Daniela Marcelo Gravina – Fellow em Glaucoma (Instituto de Olhos Paletta Guedes)
INTRODUÇÃO
Recentemente, um novo grupo de cirurgias para o glaucoma vem tomando espaço com intuito de melhorar a segurança e a previsibilidade do tratamento cirúrgico do glaucoma, são as chamadas cirurgias de glaucoma micro-invasivas (MIGS), que vem do inglês Micro-Invasive Glaucoma Surgery ou Minimally Invasive Glaucoma Surgery.1 Estes procedimentos evitam, na sua maioria, ou limitam, em alguns casos, a manipulação conjuntival.
 
Eles possuem algumas características em comum como:
-Abordagem ab interno, 
-Abordagem pouco traumática, 
-Eficácia comprovada, 
-Elevado perfil de segurança, 
-Recuperação visual rápida.1 
As MIGS podem ser classificadas de acordo com o seu mecanismo de ação. Existem aquelas que se propõem a facilitar o escoamento do humor aquoso através da via convencional de drenagem (trabeculado, canal de Schlemm e canais coletores), realizando uma ablação do trabeculado, como as técnicas de trabeculotomia (Trabecutome®, ABIC®, GATT® e Kahook Dual Blade®) ou um “by-pass trabecular com implante de dispositivo (iStent®, iStent Inject® ou Hydrus®). Outras proporcionam uma drenagem supra-coroidiana, tais como o iStent Supra® e o CyPass®. Um terceiro grupo de técnicas criam uma nova via de drenagem subconjuntival através de uma comunicação direta entre a câmara anterior e o espaço subconjuntival (XEN gel Stent® ou InnFocus®).1-2
Os dispositivos de “by-pass” trabecular são implantes trabeculares usados para reduzir a pressão intraocular. Eles se propõem a realizar uma abertura patente no trabeculado, estabelecendo uma comunicação direta entre a câmara anterior e o interior do canal de Schlemm, ultrapassando, desta maneira, o obstáculo trabecular e justacanalicular ao escoamento do humor aquoso.1-4
Existem no mercado duas versões do dispositivo de by-pass trabecular: o iStent e o iStent Inject. O iStent (1ª geração de implantes trabeculares) é um implante único com um formato em “L , assemelhando-se a um “snorkel”. O iStent Inject (2ª geração) é menor e vem com dois dispositivos carregados no mesmo injetor para serem implantados no trabeculado.
TÉCNICA CIRÚRGICA
O implante de “by-pass” trabecular, deverá respeitar algumas premissas importantes: 
-Abordagem corneana temporal.
-Colocação do implante iStent ou iStent Inject na região nasal, nasal inferior ou inferior, onde o número de canais coletores é superior a outras regiões angulares.

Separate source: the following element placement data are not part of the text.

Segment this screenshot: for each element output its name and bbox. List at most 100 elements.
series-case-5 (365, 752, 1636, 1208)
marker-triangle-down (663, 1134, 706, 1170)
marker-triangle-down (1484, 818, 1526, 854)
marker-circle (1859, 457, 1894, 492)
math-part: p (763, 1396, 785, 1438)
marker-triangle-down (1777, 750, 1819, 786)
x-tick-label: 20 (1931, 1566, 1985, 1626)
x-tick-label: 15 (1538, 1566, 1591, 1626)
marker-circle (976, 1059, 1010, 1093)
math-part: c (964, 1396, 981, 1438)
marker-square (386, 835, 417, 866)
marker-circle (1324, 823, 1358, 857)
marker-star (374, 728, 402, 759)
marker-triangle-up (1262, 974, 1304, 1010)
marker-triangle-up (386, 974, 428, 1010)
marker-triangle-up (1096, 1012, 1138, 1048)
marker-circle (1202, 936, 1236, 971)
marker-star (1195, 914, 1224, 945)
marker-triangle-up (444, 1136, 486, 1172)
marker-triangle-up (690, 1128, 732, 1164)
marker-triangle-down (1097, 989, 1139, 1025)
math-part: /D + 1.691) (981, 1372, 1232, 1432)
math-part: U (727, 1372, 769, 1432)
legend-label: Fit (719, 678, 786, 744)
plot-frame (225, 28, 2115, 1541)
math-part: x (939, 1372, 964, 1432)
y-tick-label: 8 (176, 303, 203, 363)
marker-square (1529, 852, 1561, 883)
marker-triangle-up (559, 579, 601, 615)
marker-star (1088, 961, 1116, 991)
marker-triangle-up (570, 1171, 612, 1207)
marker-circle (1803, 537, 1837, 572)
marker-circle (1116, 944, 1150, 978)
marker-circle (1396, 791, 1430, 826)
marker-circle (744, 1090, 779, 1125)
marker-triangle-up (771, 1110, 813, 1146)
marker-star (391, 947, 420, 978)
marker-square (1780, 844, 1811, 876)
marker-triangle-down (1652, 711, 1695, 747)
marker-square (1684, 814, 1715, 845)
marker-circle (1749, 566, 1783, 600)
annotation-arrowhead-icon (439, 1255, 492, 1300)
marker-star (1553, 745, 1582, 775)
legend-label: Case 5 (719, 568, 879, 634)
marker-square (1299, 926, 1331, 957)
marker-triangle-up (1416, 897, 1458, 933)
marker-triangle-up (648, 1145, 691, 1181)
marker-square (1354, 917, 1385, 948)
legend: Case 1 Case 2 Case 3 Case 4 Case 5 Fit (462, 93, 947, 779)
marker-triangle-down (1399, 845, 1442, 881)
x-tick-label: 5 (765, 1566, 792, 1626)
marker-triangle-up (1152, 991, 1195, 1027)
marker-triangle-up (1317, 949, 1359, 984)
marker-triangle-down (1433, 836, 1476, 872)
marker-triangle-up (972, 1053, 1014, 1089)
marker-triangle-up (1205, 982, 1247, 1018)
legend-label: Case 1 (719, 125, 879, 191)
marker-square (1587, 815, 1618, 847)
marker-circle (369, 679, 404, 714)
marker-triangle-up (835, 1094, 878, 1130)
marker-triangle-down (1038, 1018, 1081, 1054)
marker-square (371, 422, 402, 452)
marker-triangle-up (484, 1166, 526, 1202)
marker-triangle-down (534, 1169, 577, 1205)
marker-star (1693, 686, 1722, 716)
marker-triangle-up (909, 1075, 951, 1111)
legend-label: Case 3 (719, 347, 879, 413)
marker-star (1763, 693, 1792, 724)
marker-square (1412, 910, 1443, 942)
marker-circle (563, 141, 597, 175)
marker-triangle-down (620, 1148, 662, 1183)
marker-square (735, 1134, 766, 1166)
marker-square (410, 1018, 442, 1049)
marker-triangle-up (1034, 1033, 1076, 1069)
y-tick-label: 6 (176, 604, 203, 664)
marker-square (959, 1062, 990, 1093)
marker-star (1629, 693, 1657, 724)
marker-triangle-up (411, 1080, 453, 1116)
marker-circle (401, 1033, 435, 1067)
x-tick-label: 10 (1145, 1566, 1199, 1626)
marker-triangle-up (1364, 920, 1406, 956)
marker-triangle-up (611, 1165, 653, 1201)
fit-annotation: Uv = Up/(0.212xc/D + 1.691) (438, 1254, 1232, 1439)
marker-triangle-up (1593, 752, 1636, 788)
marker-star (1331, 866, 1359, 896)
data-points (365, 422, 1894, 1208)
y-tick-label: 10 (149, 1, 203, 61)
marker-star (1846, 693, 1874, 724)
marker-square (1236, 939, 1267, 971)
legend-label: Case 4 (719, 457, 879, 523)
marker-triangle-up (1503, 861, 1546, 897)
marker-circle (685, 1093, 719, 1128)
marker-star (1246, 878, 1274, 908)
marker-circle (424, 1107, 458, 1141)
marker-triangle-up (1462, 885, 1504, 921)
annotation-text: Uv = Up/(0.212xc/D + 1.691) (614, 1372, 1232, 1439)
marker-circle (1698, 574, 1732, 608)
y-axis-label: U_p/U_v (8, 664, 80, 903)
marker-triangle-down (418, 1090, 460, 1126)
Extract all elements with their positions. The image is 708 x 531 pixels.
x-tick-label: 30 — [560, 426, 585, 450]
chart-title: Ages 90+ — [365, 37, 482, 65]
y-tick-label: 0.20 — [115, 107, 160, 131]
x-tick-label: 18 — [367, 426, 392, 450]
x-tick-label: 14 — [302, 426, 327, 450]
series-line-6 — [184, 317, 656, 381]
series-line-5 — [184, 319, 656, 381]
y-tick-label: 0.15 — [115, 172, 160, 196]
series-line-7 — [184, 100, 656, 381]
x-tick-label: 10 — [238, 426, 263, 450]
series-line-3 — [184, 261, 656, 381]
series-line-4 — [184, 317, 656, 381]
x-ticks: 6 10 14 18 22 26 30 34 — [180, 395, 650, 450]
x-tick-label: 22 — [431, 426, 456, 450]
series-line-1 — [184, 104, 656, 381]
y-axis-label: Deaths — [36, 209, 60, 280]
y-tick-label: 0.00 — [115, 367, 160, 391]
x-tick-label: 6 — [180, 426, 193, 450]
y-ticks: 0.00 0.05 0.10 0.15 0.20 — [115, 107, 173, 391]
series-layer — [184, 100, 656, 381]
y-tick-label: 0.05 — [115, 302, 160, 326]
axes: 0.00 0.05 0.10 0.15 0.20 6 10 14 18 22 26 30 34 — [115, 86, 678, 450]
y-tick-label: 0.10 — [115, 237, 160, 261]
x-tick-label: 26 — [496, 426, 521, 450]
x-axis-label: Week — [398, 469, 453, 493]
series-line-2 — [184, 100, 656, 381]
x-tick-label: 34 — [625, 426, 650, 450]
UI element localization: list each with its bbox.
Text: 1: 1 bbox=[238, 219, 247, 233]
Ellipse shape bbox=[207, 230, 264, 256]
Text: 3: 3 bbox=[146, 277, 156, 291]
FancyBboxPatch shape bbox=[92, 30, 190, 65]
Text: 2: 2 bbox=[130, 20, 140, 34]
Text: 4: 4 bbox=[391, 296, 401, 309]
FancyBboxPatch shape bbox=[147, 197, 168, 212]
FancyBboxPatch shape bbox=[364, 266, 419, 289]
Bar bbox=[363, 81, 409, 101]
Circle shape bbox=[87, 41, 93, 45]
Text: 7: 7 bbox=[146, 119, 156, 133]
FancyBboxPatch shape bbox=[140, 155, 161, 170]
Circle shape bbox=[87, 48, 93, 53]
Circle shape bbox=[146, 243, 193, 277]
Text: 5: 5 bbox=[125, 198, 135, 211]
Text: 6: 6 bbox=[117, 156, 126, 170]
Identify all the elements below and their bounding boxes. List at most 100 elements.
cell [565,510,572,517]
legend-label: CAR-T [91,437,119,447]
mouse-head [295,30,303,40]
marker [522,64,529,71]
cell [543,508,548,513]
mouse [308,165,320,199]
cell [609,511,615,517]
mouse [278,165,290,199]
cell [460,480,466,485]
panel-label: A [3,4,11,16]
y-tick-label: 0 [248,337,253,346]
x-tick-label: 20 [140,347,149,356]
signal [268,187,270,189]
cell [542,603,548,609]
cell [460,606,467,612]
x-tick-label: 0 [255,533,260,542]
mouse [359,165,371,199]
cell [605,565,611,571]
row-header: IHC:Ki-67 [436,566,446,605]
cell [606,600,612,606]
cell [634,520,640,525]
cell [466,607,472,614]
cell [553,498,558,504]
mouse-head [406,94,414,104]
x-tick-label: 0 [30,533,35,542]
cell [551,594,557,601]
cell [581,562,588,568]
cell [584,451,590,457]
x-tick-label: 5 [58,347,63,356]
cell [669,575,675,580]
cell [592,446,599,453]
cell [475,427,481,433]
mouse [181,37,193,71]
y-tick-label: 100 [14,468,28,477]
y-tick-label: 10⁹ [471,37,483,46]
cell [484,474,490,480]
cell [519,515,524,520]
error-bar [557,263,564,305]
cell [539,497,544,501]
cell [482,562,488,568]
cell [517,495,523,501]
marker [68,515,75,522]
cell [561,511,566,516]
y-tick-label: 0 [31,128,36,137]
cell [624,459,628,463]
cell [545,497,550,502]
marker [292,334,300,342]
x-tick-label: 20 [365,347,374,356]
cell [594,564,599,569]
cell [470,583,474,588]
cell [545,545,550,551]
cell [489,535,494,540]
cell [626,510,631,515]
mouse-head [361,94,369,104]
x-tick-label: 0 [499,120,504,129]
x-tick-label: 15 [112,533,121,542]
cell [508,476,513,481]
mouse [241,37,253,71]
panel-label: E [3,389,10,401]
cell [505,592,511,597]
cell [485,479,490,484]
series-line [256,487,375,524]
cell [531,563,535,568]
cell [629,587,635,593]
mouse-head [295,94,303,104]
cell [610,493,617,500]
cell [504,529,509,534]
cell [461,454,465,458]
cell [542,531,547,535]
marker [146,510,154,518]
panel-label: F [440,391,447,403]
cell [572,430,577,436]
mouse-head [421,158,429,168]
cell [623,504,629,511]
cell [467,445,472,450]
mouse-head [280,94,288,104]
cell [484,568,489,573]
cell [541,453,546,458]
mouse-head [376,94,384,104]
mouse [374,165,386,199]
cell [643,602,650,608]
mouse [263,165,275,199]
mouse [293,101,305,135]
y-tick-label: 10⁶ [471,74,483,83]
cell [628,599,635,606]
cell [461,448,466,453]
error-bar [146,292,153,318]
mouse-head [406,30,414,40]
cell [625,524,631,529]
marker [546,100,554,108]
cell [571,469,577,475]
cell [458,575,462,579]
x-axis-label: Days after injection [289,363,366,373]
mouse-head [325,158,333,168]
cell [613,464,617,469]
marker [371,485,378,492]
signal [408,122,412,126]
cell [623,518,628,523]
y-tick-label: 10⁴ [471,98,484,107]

-Angulação de 70° (35° da cabeça do paciente e 35° da cabeça do microscópio), a fim de otimizar a visualização do seio camerular e região trabecular.
-Utilização de lente de gonioscopia direta.
A cirurgia é feita em ambiente estéril (sala cirúrgica), respeitando todos os cuidados de assepsia e antissepsia para cirurgias oftalmológicas intraoculares. Nos casos onde o procedimento é realizado isoladamente (sem a associação com a cirurgia de catarata), está contraindicada a dilatação da pupila, podendo-se ainda, facultativamente, associar 01 gota de pilocarpina 2% no preparo pré-operatório para facilitar a visualização do seio camerular. 
Inicialmente, realiza-se uma paracentese corneana em região temporal ou temporal superior, seguida da injeção de visco-elástico coesivo, preenchendo a câmara anterior. Passa-se então ao correto posicionamento da cabeça do paciente e do microscópio cirúrgico (inclinação de aproximadamente 70° ao todo, normalmente divididos da seguinte maneira: 35° da cabeça do paciente na direção oposta ao cirurgião e 35° da cabeça óptica do microscópio). Em seguida, posiciona-se a lente de gonioscopia direta sobre a córnea em uma interface de visco-elástico dispersivo. A visualização do ângulo da câmara anterior deve ser avaliada antes de se abrir o lacre do dispositivo. Após a confirmação da correta visualização angular, o cirurgião procede com o implante do dispositivo.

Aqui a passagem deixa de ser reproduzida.